XVI Ko 630/17 - wyrok z uzasadnieniem Sąd Okręgowy w Poznaniu z 2018-01-17
WYROK
W IMIENIU RZECZYPOSPOLITEJ POLSKIEJ
Dnia 17 stycznia 2018 roku
Sąd Okręgowy w Poznaniu Wydział XVI Karny w składzie:
Przewodniczący: SSO Piotr Kurczewski
Protokolant: staż. A. P.
przy udziale Prokuratora Prokuratury Okręgowej w Poznaniu - Hieronima Mazurka
po rozpoznaniu w dniu 9 stycznia 2018 roku
sprawy z wniosku M. S. i D. S. o zadośćuczynienie za wykonanie wobec R. S. decyzji Komendanta Wojewódzkiego MO w L. nr 4/III oraz 76/I/82 o internowaniu w okresie od 13 grudnia 1981 roku do 19 lutego 1982 roku oraz od 8 maja 1982 roku do 4 czerwca 1982 roku
1. Na podstawie art. 8 ust. 1 ustawy z dnia 23 lutego 1991 roku o uznaniu za nieważne orzeczeń wydanych wobec osób represjonowanych za działalność na rzecz niepodległego bytu Państwa Polskiego zasądza od Skarbu Państwa na rzecz M. S. kwotę 10.000 (dziesięć tysięcy) złotych oraz na rzecz D. S. kwotę 10.000 (dziesięć tysięcy) złotych tytułem zadośćuczynienia za pozbawienie R. S. wolności od 13 grudnia 1981 roku do 19 lutego 1982 roku oraz od 8 maja 1982 roku do 4 czerwca 1982 roku, wynikające z wykonania decyzji Komendanta Wojewódzkiego Milicji Obywatelskiej w L. z dnia 12 grudnia 1981 roku (nr 4/III) oraz 8 maja 1982 roku ( nr 76/I/82) o internowaniu,
2. Oddala wniosek w pozostałym zakresie.
3. Na podstawie art. 13 ustawy z dnia 23 lutego 1991 roku o uznaniu za nieważne orzeczeń wydanych wobec osób represjonowanych za działalność na rzecz niepodległego bytu Państwa Polskiego, kosztami postępowania obciąża Skarb Państwa i z tego tytułu zasądza od Skarbu Państwa na rzecz M. S. oraz D. S. kwotę po 120 złotych tytułem zwrotu poniesionych kosztów związanych z ustanowieniem pełnomocnika procesowego.
SSO Piotr Kurczewski
UZASADNIENIE
Pismem z dnia 25 października 2017 roku (data wpływu do sądu - 27 października 2017 roku) spadkobierczynie po R. S. – żona M. S. i córka D. S. wniosły o zasądzenie na ich rzecz od Skarbu Państwa, na podstawie art. 8 ust. 1 ustawy z dnia 23 lutego 1991 roku o uznaniu za nieważne orzeczeń wydanych wobec osób represjonowanych za działalność na rzecz niepodległego bytu Państwa Polskiego, kwot po 25.000,- złotych (łącznie 50.000 złotych) tytułem zadośćuczynienia za krzywdę doznaną przez R. S. w związku z internowaniem go w okresie od dnia 13 grudnia 1981 roku do dnia 19 lutego 1982 roku na mocy decyzji Komendanta Wojewódzkiego Milicji Obywatelskiej w L. nr 4/III, oraz od 8 maja 1982 roku do 4 czerwca 1982 roku na mocy decyzji Komendanta Wojewódzkiego Milicji Obywatelskiej w L. nr 76/I/82.

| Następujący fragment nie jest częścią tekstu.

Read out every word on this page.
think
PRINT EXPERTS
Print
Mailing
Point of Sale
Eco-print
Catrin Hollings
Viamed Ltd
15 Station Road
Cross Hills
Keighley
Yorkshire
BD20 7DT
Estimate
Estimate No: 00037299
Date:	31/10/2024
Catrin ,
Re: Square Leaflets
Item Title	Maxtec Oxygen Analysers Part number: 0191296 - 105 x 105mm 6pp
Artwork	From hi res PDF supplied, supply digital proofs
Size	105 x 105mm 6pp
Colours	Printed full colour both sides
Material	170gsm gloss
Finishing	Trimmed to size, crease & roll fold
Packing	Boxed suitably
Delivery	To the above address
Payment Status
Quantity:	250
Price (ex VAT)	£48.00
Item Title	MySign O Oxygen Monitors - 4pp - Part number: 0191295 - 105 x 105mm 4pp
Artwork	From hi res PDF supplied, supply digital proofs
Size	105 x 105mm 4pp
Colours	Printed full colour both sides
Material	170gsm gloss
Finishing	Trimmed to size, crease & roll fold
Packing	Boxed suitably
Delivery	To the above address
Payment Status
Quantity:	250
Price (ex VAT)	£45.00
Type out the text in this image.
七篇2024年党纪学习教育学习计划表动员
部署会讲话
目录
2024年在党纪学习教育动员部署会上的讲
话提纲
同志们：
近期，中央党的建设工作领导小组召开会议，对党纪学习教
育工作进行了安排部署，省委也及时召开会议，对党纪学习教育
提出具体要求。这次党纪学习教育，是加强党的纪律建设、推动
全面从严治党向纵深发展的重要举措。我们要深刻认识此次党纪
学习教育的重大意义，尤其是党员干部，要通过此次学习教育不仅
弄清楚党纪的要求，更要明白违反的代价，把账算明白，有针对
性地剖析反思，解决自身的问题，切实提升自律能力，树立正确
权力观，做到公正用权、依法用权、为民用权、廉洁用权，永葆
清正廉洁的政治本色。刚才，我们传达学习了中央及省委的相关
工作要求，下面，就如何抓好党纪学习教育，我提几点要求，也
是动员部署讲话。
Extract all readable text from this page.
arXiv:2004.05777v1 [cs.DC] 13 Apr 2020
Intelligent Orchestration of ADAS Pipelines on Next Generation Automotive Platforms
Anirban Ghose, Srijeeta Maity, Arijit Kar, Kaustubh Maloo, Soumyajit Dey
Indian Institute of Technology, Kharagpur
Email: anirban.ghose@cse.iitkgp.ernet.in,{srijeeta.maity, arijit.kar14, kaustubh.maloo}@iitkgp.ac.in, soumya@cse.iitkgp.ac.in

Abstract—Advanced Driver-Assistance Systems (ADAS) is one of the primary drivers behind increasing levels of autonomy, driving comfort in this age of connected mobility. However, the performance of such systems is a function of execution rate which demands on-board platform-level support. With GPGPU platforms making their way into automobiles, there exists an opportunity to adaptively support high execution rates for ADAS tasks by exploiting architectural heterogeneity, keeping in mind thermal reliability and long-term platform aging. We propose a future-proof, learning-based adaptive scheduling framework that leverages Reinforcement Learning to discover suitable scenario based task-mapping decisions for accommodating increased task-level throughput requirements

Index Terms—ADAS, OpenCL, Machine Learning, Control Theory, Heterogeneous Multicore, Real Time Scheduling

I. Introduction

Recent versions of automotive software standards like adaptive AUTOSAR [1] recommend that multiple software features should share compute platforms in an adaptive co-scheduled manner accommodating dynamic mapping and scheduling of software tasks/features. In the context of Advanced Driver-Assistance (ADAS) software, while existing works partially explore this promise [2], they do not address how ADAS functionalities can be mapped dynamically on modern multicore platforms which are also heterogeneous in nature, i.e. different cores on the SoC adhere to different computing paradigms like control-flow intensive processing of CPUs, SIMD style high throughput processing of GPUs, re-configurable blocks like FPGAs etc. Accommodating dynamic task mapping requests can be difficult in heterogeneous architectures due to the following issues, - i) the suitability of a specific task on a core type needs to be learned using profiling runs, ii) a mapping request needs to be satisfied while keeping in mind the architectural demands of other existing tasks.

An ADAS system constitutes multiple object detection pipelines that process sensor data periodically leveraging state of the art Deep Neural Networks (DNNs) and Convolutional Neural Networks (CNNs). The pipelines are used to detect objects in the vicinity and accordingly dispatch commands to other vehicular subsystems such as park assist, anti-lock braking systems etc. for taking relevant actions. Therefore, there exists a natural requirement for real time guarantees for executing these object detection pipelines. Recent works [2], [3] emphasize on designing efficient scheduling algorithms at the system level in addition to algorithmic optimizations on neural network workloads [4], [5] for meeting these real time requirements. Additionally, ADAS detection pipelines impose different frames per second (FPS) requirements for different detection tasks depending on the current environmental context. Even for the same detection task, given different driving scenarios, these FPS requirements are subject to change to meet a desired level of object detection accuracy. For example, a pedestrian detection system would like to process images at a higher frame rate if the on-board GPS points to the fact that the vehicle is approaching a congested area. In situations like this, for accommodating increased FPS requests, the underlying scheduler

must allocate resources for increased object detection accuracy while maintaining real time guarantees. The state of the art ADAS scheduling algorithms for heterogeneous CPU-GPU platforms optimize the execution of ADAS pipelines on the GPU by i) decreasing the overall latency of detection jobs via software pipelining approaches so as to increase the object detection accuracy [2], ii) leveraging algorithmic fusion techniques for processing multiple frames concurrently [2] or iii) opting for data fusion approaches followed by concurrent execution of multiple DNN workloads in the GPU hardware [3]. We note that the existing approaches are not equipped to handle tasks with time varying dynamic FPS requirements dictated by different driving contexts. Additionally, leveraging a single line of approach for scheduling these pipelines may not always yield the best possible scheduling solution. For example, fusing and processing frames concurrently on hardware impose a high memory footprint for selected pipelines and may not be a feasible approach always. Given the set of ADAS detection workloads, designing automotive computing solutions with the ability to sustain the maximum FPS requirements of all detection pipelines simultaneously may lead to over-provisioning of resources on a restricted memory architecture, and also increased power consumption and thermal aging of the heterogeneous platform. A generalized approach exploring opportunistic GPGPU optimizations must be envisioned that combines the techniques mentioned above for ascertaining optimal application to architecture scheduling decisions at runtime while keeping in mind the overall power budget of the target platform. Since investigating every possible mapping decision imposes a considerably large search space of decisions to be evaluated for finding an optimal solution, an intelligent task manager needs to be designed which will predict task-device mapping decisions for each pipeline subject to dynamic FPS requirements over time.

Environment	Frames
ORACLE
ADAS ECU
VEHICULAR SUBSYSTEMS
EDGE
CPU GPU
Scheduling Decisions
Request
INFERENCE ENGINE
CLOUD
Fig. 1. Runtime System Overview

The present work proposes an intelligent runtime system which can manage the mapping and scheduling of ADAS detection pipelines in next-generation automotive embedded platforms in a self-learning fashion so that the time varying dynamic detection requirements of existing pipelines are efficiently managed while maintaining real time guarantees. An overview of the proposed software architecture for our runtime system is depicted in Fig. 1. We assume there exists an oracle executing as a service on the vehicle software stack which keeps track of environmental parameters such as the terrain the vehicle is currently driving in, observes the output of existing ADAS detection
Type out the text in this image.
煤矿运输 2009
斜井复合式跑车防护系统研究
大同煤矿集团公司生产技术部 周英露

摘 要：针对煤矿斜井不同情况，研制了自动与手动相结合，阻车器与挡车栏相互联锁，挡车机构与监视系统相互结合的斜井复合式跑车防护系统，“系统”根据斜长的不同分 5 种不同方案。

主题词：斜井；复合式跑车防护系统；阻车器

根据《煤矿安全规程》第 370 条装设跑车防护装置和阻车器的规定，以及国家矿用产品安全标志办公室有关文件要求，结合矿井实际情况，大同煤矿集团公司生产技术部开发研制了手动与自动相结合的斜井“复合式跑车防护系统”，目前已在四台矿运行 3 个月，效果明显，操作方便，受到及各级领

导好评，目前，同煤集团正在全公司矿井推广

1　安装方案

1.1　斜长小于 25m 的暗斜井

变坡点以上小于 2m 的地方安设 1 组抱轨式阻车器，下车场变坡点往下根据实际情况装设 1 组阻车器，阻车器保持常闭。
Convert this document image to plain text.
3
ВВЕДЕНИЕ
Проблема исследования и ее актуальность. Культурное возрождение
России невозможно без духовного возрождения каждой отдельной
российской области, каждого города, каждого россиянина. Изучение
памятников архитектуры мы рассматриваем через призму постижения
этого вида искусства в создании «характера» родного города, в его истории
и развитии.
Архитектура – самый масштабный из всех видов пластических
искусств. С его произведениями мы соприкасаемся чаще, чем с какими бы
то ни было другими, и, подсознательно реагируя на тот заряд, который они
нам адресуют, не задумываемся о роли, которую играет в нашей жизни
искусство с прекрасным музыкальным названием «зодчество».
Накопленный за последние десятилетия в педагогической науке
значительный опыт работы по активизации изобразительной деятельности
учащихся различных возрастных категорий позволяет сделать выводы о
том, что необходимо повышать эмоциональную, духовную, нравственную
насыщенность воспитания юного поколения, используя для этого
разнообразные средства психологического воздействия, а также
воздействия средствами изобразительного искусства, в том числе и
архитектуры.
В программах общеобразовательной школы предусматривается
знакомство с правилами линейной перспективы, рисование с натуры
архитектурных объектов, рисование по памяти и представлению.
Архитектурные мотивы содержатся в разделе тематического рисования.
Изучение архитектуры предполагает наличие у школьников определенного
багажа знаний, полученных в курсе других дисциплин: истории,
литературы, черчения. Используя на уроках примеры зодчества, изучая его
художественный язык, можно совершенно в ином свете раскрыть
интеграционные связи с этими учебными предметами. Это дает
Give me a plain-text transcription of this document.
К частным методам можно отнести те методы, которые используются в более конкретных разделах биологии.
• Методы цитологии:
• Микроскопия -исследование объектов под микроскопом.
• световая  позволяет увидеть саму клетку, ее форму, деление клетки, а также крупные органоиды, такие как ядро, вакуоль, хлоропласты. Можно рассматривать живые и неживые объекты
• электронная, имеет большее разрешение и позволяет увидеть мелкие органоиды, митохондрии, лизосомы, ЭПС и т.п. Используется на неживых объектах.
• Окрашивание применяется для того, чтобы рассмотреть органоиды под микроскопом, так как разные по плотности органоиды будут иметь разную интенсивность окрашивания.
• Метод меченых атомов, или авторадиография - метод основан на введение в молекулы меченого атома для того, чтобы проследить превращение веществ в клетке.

Prokurator wobec opisanej we wniosku sytuacji dwukrotnego internowania, wniósł pierwotnie o zasięgnięcie informacji z zasobów IPN n/t R. S. celem sprawdzenia, czy owa przerwa w internowaniu R. S. nie była wynikiem podjęcia przez niego współpracy z organami służby bezpieczeństwa a to w kontekście regulacji art. 5 ustawy z dnia 23 lutego 1991 roku o uznaniu za nieważne orzeczeń wydanych wobec osób represjonowanych za działalność na rzecz niepodległego bytu Państwa Polskiego. Odnosząc się do wysokości zgłoszonego roszczenia prokurator wyraził pogląd, że kwota żądanego zadośćuczynienia jest wygórowana.
Sąd ustalił, co następuje:
R. S. urodził się (...) w G., zmarł 21 lutego 2015 roku. Był żonaty, miał córkę, będące jego jedynymi spadkobiercami (postanowienie Sądu Rejonowego w Gostyniu w sprawie I Ns 1028/15). Z zawodu był ślusarzem. W roku 1981 zamieszkiwał w G. przy ul. (...)
Od sierpnia 1980 roku R. S. był aktywnie zaangażowany w organizowanie struktur (...) w miejscu swojego zatrudnienia, tj. Hucie (...) w G.. Od roku 1981 był sekretarzem Komitetu Zakładowego (...) w Hucie (...) w G. oraz etatowym przewodniczącym Zespołu (...) Ziemi (...).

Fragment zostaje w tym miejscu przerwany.